Having to cut each trip’s capacity by half, however, is taking its toll.
“The thing that’s really hurting us right now is the mandatory social distancing,” says Hubbard, who’s lost hundreds of thousands of dollars—and possibly loyal customers—through being forced to trim fully-booked charters by canceling reservations. “Right now we’re carrying maybe 30-60 percent capacity, depending on which operation. That’s really been affecting our ability to rebound, it’s been tricky.
“Now, you don’t have to socially distance if you’re at a pool, a playground, or at a camp or a beach,” he says. “So we’re hoping [they’ll decide that] being on the beach and being out on a boat on a fishing trip or a dolphin trip or an island trip isn’t really different. Hopefully we’ll be seeing a reprieve from that soon.”
Elsewhere in Pinellas County, another saltwater fishing business was able to not just stay open during the shutdown, but benefit from the fact that for a couple of months, there really wasn’t much more to do but cast a line.
“That was the only thing people could do,” says John Tatum, owner of Tatum’s Bait and Tackle at 2445 34th Street South in St. Petersburg. “I was shocked that we were able to stay open, but they considered us an essential business—if people didn’t have anything to eat, they could at least go fishing [for food].”

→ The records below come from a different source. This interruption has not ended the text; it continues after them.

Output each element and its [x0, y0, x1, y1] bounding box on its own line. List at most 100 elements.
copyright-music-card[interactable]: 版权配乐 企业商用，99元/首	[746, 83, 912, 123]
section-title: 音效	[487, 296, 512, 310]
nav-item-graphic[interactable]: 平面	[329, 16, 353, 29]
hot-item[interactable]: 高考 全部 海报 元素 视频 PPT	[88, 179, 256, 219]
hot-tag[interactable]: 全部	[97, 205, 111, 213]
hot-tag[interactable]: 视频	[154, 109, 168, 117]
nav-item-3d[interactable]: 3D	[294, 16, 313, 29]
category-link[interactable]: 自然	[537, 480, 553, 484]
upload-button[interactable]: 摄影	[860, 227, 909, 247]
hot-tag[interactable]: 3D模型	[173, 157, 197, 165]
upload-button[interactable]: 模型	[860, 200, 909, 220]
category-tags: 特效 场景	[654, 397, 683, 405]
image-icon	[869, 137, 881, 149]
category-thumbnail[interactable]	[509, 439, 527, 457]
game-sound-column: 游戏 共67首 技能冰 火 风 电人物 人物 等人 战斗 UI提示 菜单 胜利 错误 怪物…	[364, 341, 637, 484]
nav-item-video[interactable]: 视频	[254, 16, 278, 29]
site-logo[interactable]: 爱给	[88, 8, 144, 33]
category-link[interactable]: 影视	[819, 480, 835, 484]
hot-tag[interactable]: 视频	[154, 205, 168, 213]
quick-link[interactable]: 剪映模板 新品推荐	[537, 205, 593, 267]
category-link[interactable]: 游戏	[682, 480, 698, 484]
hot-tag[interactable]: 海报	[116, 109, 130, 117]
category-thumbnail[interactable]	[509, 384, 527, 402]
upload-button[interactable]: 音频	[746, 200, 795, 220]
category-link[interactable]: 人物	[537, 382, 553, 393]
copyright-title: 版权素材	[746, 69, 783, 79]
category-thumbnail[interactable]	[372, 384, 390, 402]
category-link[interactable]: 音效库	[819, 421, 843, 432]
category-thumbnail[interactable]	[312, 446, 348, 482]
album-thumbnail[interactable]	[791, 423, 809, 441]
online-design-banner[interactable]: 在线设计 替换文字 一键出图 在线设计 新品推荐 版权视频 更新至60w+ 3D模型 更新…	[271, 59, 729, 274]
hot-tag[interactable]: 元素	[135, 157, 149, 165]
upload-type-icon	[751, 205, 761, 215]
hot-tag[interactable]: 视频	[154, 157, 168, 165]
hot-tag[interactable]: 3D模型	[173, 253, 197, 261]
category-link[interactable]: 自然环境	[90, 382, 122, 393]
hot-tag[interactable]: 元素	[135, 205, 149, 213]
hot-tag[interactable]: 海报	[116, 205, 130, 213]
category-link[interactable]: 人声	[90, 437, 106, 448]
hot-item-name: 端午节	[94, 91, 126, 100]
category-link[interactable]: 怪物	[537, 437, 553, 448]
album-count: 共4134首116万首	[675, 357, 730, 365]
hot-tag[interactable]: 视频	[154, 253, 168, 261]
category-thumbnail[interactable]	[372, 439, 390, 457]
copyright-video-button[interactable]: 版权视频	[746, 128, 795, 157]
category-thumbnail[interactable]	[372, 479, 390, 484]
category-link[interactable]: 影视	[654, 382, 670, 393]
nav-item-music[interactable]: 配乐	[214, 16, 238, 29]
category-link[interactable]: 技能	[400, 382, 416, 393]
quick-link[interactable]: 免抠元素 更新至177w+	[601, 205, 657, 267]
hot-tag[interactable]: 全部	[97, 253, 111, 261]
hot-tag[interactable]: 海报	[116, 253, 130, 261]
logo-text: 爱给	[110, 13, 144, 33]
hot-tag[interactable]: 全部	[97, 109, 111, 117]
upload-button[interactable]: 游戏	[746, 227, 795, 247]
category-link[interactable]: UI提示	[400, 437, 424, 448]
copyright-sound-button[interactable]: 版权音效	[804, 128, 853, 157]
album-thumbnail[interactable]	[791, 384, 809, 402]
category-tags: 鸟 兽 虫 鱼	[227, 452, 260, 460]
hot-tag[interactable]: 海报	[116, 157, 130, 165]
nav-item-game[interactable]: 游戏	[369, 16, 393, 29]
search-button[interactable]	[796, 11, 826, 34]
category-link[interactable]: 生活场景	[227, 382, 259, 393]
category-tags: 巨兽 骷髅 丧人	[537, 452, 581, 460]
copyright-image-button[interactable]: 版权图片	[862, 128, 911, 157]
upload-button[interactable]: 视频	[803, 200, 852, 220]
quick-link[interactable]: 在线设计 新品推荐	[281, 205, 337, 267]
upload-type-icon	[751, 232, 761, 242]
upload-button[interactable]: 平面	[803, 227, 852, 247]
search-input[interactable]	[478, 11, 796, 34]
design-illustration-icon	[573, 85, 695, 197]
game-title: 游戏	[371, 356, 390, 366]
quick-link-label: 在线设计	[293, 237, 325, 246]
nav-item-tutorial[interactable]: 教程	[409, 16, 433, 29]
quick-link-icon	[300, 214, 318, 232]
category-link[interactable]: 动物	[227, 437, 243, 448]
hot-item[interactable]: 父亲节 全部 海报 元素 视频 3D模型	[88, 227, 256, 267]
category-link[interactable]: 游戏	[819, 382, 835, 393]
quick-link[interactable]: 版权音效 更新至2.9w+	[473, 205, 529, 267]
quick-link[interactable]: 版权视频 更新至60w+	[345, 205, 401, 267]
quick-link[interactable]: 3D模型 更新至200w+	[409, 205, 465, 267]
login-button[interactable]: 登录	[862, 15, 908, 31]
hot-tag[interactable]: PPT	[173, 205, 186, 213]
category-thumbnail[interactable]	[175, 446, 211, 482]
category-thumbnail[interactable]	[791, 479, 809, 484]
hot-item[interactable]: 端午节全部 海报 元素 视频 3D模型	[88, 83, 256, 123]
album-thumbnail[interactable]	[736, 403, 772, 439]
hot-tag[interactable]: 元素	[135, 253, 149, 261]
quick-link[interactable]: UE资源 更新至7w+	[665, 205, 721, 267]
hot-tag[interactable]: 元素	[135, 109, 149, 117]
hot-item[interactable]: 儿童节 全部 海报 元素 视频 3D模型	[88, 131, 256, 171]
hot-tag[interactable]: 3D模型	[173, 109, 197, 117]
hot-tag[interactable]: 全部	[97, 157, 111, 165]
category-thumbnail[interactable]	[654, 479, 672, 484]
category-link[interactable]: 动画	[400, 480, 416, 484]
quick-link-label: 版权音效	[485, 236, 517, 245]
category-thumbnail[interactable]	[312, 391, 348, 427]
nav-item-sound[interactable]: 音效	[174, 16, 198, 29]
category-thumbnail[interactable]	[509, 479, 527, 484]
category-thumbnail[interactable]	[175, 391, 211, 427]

Tatum, who took over the namesake 40-year-old business when his father retired in 2003, says he saw an uptick in traffic as the statewide shutdown took effect and Floridians everywhere began to catch a case of cabin fever. With more than 750 miles of shoreline in Hillsborough, Pinellas, and Pasco counties alone, fishing from shore or wading offered an inexpensive and relaxing way to get outside and participate in an activity without having to rub elbows with strangers and potentially increase exposure to the coronavirus.
“Most people social distance anyway when they fish unless they’re in a group,” Tatum says. “And even if they’re in a group, they don’t stand right next to each other, they’re like, ‘c’mon, get out of my spot,’ especially if they catch something in that one spot!”
Tatum’s business remained steady through the worst weeks of the shutdown, and when popular Bay area state parks that double as go-to fishing destinations, like Fort DeSoto and the Sunshine Skyway fishing piers, reopened to the public on May 4, things got busy indeed.
“Closing the Skyway may have slowed us down just a little bit,” says Tatum. “Since they opened it back up, business has been good. I can’t complain.”
Since anyone with a valid Florida saltwater fishing license and a little gear can get to the water, kill some time and enjoy a day outside, angling provides an ideal solution to at least some of the problems of life during the pandemic. Tatum has seen it firsthand. In fact, his biggest problem during this strangest of times has been keeping his shop stocked. Many of the components of standard-issue fishing tackle, from rods and reels to line, hooks and lures, are manufactured in China, COVID-19’s ground zero.
“I was just swamped, and my wholesalers that I buy from, everything’s on backorder,” he says. “I literally had to drive from here 19 hours to South Carolina to pick up a load, turn around and come back because the guy had the stuff and I needed it. But it’s worked out well.”